Funny, how we can collectively agree on certain matters of poor taste regarding the depiction of uncomfortable topics but do little to actually solve them—but then, this is the sentiment at the heart of Zobel’s film, scripted by Nick Cuse and Damon Lindelof, who have turned The Most Dangerous Game on its regressive little head, because all boiled down, all the moving parts of the system play a part in contributing to the problem. Featuring a new tagline, “the most talked about movie of the year is one that no one’s actually seen” also highlights the inadvertent positive publicity it’s delay conjured. Luckily, it’s a finely performed satire which engages quite bluntly with the times and provides a star-making platform for lead Betty Gilpin.
Twelve strangers are selected at random from various parts of the United States. They are all white but from varied backgrounds, each waking to find themselves gagged and deposited in the middle of the woods. In the midst of a clearing, a giant storage container houses an arsenal of weapons. Just as they discover how to remove their bondages and select their weapons, they find themselves ruthlessly hunted by an unknown number of killers. As survivors flee to the perimeter of the forest, they discover something much larger is going on and they mull the realistic possibilities of a news story known as “Manor Gate.” But the extent of the hunters’ powers is unclear, but Crystal (Betty Gilpin) seems to have a knack for turning the table on her assailants.
Lindelof and Cuse have no qualms in baring the thought process behind the film’s obvious metaphors, including it’s poster child, the pig Orwell, so named for the author of Animal Farm, whose text features strongly in a climactic deliberation between Swank’s Athena (Goddess of the Hunt, get it?) and Gilpin. But The Hunt isn’t so much about making each character a representative of a ‘type’—this is more teams pitting ‘us against them,’ or the working class vs. the elitist one-percenters (here defined primarily as ‘neo-liberals’).
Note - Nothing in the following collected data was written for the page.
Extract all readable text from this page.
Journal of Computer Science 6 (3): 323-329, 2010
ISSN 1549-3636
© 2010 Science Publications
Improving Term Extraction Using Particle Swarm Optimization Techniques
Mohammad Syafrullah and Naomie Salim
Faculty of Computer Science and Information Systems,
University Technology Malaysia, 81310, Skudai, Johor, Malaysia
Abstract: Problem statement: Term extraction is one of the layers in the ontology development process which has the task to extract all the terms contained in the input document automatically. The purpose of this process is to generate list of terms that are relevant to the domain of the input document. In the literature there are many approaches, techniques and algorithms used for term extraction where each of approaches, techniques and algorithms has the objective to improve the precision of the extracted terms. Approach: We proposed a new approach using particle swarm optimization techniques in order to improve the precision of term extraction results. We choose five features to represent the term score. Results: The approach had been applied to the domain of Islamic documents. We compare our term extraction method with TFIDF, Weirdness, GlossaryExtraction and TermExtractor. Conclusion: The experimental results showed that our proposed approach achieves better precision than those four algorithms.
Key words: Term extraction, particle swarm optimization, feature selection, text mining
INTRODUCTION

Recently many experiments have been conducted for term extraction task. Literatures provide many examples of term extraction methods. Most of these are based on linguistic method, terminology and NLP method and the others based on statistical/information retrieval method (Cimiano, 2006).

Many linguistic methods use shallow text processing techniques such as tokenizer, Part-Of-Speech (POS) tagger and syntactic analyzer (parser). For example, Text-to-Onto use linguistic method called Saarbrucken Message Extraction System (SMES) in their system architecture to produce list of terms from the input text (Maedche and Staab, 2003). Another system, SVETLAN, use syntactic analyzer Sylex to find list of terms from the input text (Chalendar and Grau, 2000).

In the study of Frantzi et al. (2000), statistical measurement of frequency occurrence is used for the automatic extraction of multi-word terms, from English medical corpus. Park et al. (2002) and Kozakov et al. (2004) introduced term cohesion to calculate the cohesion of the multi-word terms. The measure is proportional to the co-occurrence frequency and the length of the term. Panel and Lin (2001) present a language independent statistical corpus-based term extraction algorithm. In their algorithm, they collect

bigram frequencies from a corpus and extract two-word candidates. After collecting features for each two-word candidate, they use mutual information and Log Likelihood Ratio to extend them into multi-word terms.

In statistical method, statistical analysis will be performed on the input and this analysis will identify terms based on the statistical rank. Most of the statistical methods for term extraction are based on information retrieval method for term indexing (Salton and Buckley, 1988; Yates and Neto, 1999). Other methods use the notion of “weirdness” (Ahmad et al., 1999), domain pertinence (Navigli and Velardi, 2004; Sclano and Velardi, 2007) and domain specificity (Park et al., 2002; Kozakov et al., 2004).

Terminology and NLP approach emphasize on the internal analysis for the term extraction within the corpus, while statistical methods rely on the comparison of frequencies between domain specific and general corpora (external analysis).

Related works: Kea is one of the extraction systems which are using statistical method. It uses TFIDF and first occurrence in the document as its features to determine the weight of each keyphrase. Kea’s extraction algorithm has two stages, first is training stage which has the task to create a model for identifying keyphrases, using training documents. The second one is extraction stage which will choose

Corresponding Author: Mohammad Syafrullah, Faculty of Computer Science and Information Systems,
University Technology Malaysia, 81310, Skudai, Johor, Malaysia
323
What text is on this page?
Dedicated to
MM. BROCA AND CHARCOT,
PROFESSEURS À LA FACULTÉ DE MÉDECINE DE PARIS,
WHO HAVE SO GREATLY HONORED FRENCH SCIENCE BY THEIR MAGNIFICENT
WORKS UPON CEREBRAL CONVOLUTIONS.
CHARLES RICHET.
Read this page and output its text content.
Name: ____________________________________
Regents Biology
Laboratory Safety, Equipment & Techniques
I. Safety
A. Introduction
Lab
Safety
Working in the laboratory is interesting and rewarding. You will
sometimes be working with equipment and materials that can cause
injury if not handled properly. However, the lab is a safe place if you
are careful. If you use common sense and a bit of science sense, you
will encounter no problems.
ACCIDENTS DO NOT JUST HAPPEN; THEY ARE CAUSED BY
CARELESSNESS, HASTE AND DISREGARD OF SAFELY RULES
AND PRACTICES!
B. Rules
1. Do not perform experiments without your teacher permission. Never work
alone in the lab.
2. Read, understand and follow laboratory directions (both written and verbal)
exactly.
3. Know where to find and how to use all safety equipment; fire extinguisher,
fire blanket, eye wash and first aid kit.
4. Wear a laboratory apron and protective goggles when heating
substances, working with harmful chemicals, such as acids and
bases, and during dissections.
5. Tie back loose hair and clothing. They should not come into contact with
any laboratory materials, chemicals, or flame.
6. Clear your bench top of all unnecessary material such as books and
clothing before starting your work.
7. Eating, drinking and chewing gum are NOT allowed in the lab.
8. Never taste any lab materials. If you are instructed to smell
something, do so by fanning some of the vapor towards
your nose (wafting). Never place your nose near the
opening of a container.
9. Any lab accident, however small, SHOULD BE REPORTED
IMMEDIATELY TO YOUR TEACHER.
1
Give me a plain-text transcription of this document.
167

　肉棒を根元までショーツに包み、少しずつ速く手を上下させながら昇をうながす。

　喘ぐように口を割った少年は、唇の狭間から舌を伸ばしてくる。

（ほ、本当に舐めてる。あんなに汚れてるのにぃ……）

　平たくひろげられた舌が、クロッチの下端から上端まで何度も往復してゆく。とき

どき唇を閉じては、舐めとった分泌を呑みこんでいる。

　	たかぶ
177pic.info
The script is peppered with the superficial progressiveness of a staunch (but markedly privileged) liberal mindset which, of course as the film astutely depicts, becomes so rigid they become the very conservative ‘deplorables’ they hate. At the same time, the slippery slope of how fake news can be churned into actual news is a crux which becomes paramount to the third act, and which elevates the film beyond another reconfiguration of tropes we’ve seen recycled in a number of genre films, from The Hunger Games series to The Purge films.
Violent, funny and featuring a fiercely committed performance from Betty Gilpin, Zobel makes the best use of casting since something like Executive Decision (1996)—meaning the film immediately asserts its unpredictable pattern of who will live and who might survive by playing with our expectations. Some highlights in the supporting cast include Amy Madigan, Macon Blair and Ike Barinholtz while Swank proves to be incredibly well-cast. For those familiar with Zobel’s last two features, including Compliance (2012) and Z for Zachariah (2015), the misanthropy of The Hunt shouldn’t surprise—but then, this time around, Zobel is playing with such extremes he actually forges into territory which could be construed as life-affirming.